Following up advices to my other question I have set up my local RPM repository on Red Hat 8 machine, placed my private packages in there and am now able to install, update etc.

However, there is a problem: one package I added in my private repository, is actually a modified version of the package available in the official RedHat repositories, and has the same name. So yum search or yum install would pull the package from the official mirror, not mine. I tried to solve this with yum --repo=my_private_repo ... but this would also try to pull all the dependecies from my_private_repo instead of the official ones.

What could be the right way to solve this? May be the better option would be to rename the package (the one I modified and added in my repository), so that it does not conflict with the official one?

Would appreciate any advices!

1 Answer 1


Replacing packages from EL baseos or appstream repos is tricky.
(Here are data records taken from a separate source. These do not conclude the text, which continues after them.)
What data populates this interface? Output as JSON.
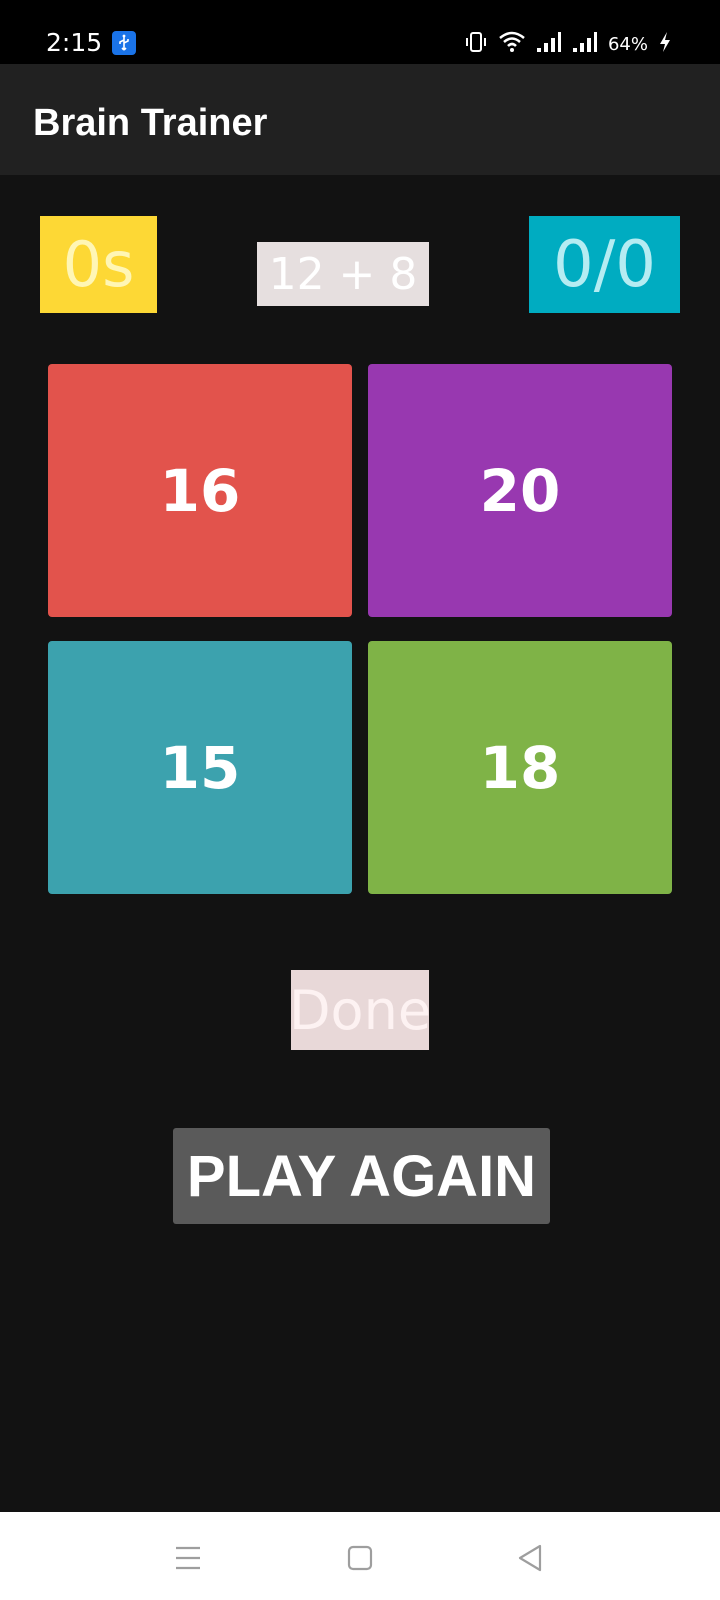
{
  "status_bar": {
    "time": "2:15",
    "battery": "64%",
    "icons": [
      "usb-icon",
      "vibrate-icon",
      "wifi-icon",
      "signal-icon",
      "signal-icon",
      "charging-icon"
    ]
  },
  "app": {
    "title": "Brain Trainer"
  },
  "game": {
    "timer": "0s",
    "question": "12 + 8",
    "score": "0/0",
    "answers": [
      "16",
      "20",
      "15",
      "18"
    ],
    "result": "Done",
    "play_again_label": "PLAY AGAIN"
  },
  "nav_bar": {
    "icons": [
      "menu-icon",
      "home-icon",
      "back-icon"
    ]
  },
  "colors": {
    "timer_bg": "#fdd835",
    "question_bg": "#e6dfdf",
    "score_bg": "#00acc1",
    "answer_bgs": [
      "#e2534c",
      "#9838b0",
      "#3ca2ae",
      "#7fb347"
    ],
    "play_again_bg": "#5a5a5a"
  }
}
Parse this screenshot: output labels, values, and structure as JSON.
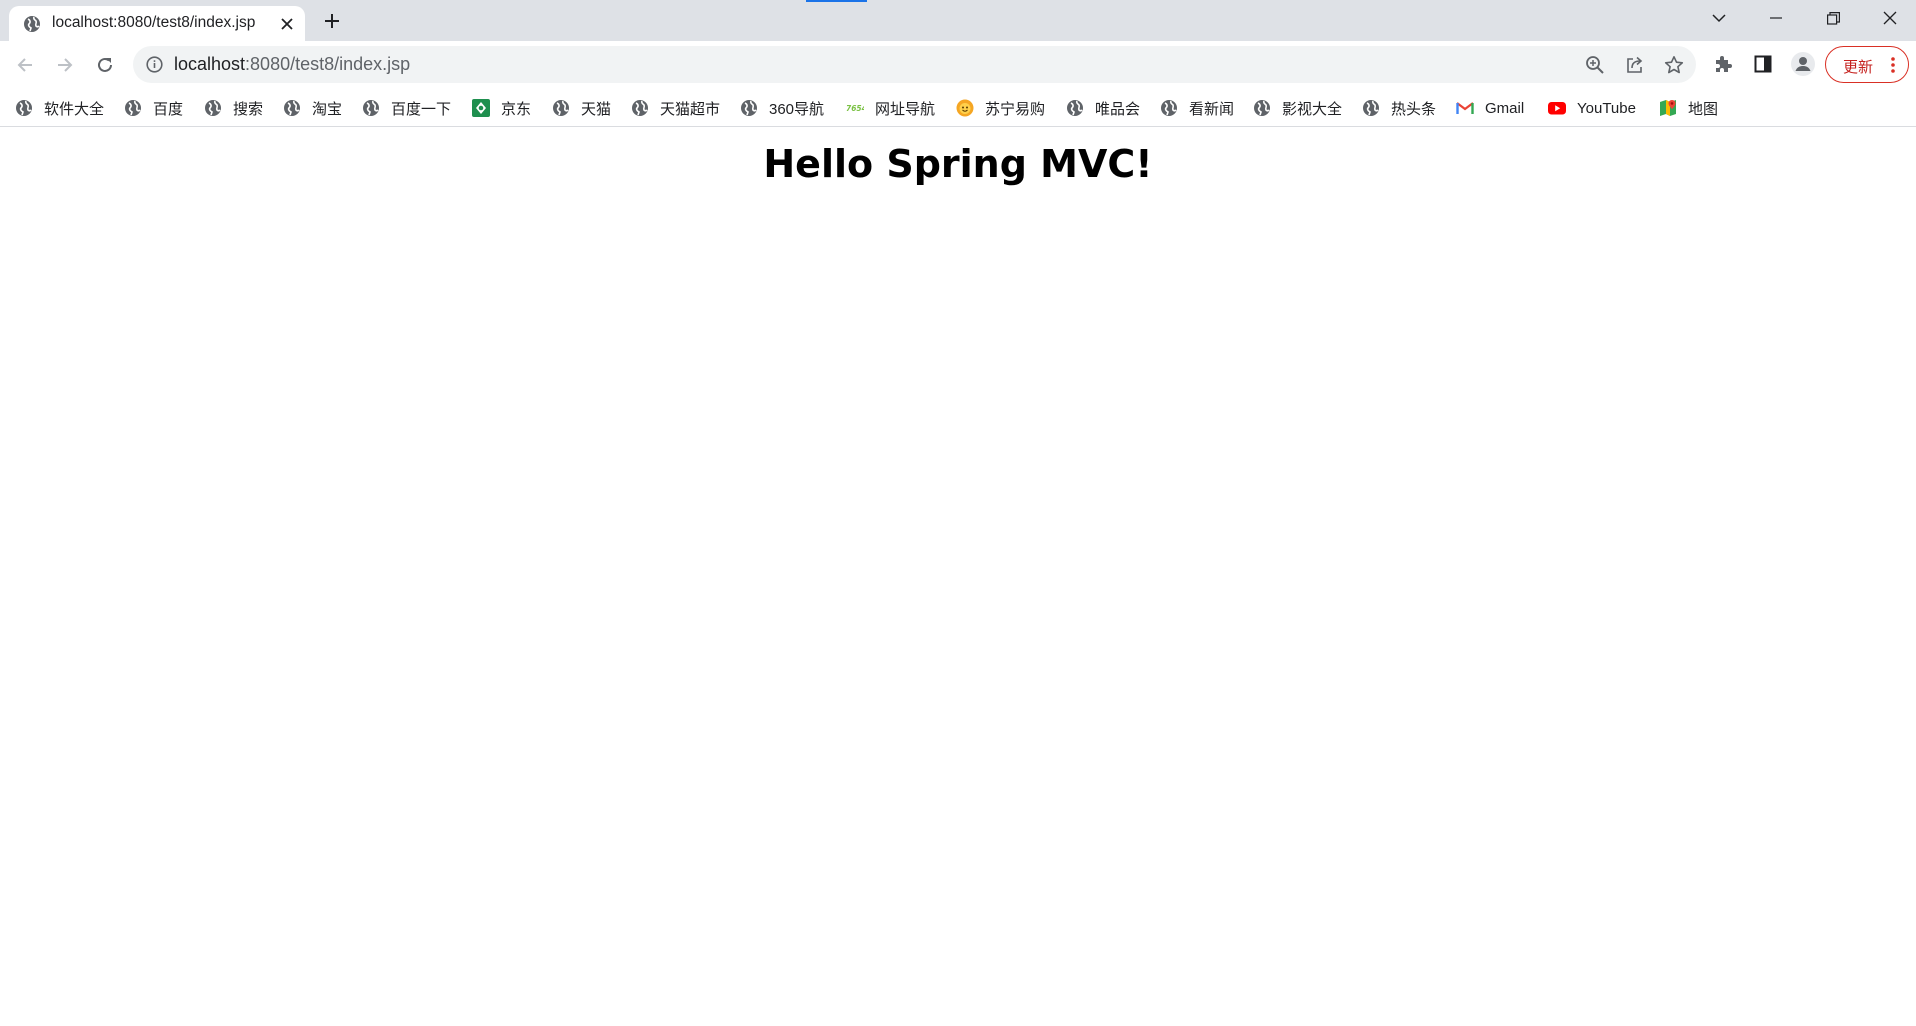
{
  "tab": {
    "title": "localhost:8080/test8/index.jsp",
    "favicon": "globe-icon"
  },
  "omnibox": {
    "url_host": "localhost",
    "url_rest": ":8080/test8/index.jsp"
  },
  "update_button": {
    "label": "更新"
  },
  "bookmarks": [
    {
      "label": "软件大全",
      "icon": "globe-icon"
    },
    {
      "label": "百度",
      "icon": "globe-icon"
    },
    {
      "label": "搜索",
      "icon": "globe-icon"
    },
    {
      "label": "淘宝",
      "icon": "globe-icon"
    },
    {
      "label": "百度一下",
      "icon": "globe-icon"
    },
    {
      "label": "京东",
      "icon": "jd-icon"
    },
    {
      "label": "天猫",
      "icon": "globe-icon"
    },
    {
      "label": "天猫超市",
      "icon": "globe-icon"
    },
    {
      "label": "360导航",
      "icon": "globe-icon"
    },
    {
      "label": "网址导航",
      "icon": "7654-icon"
    },
    {
      "label": "苏宁易购",
      "icon": "suning-icon"
    },
    {
      "label": "唯品会",
      "icon": "globe-icon"
    },
    {
      "label": "看新闻",
      "icon": "globe-icon"
    },
    {
      "label": "影视大全",
      "icon": "globe-icon"
    },
    {
      "label": "热头条",
      "icon": "globe-icon"
    },
    {
      "label": "Gmail",
      "icon": "gmail-icon"
    },
    {
      "label": "YouTube",
      "icon": "youtube-icon"
    },
    {
      "label": "地图",
      "icon": "maps-icon"
    }
  ],
  "page": {
    "heading": "Hello Spring MVC!"
  },
  "colors": {
    "tabstrip_bg": "#dee1e6",
    "omnibox_bg": "#f1f3f4",
    "accent": "#1a73e8",
    "update_red": "#d93025"
  }
}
Nightmare dependency problems can happen when you replace what the distro was expecting with something else. This is one of the reasons the EL community dislikes certain third party repos.
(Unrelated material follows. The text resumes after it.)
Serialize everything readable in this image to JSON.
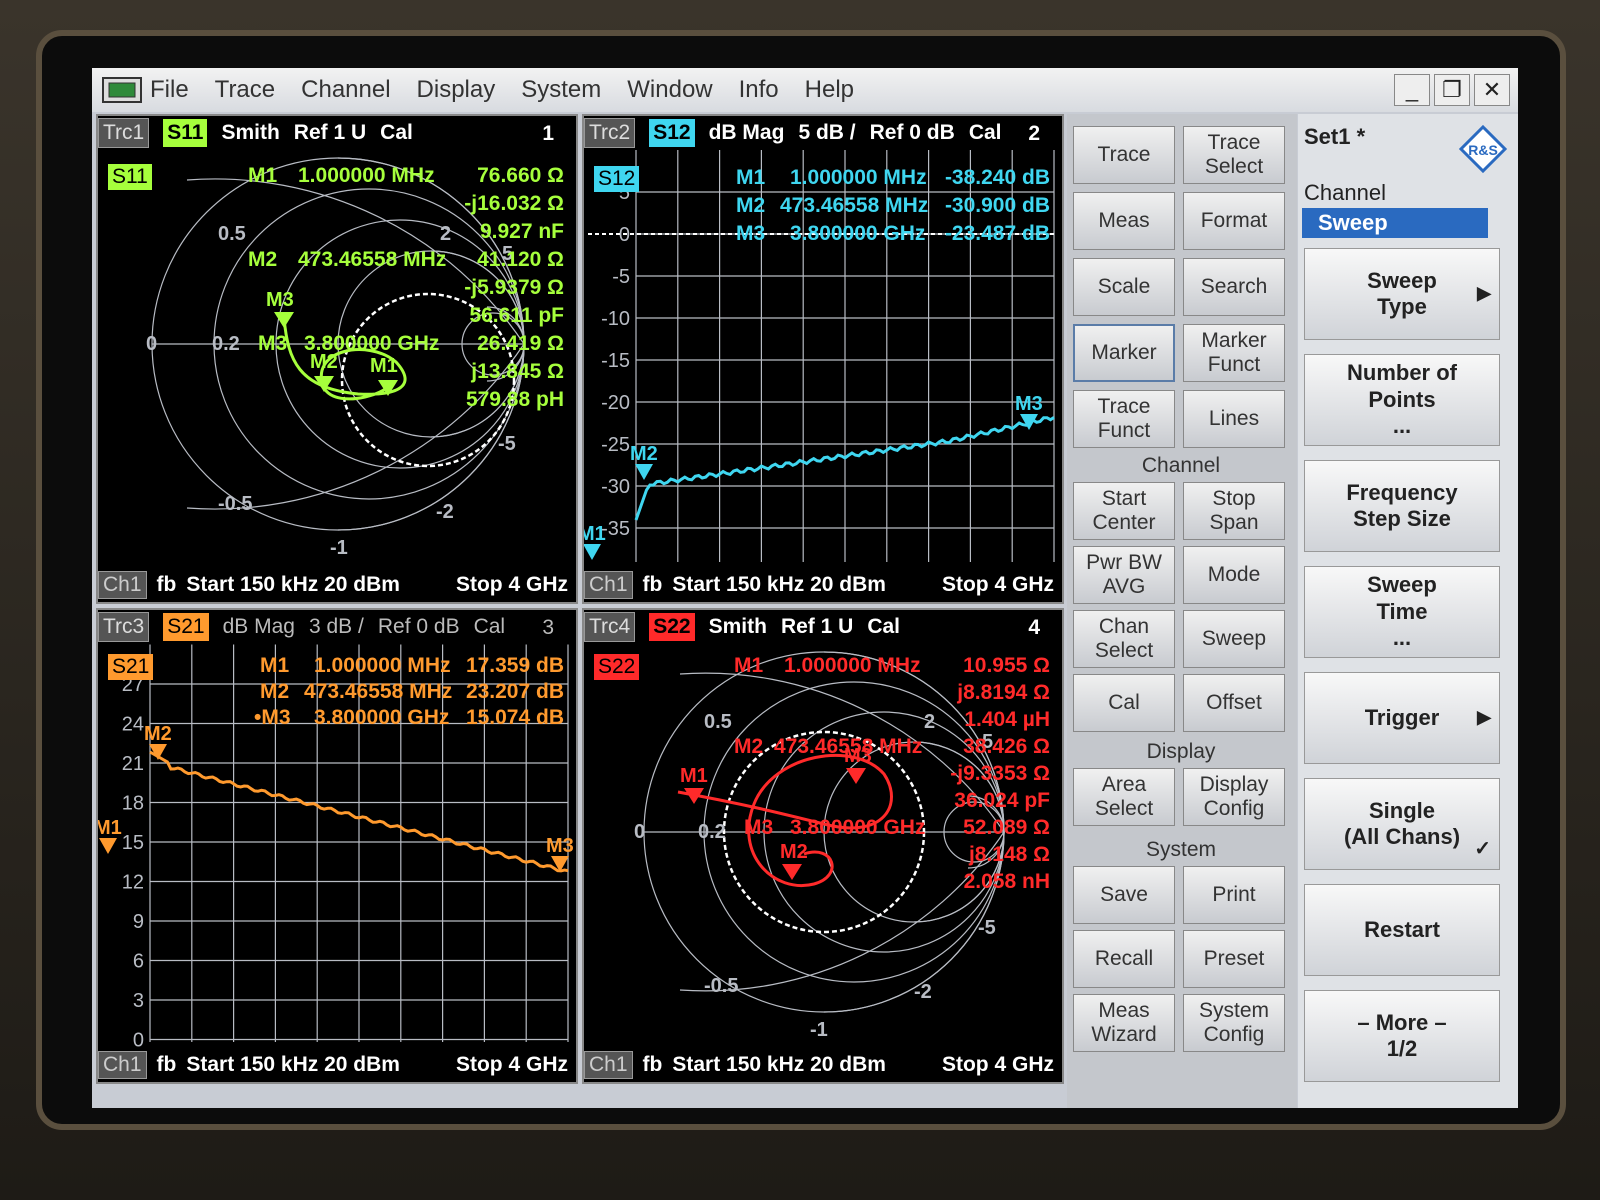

Find a repo doing sane things and examine what they do to their packages. IUS is an example. All of these need to be true to be safe:

Most IUS packages are safe replacement packages. This is a term we use to describe packages with the following properties.

  • Replaces the functionality of a stock package.
  • Uses a different name than the stock package to prevent unintended upgrades.
  • Provide the stock package name to satisfy the dependencies of other packages.
  • Conflict with the stock package.
  • Must not obsolete any stock packages.

So for example rather than just "haproxy" you could install "haproxy22". Which is a name only IUS provides, but replaces the appstream one:

Name:           haproxy22

Provides:       haproxy = %{version}-%{release}
Provides:       haproxy%{?_isa} = %{version}-%{release}
Conflicts:      haproxy < %{version}-%{release}

Note you do want to rpm Conflict with the stock package, so dnf will not consider it.

This scheme requires a higher version release number than stock. Consider increasing the release number by a lot.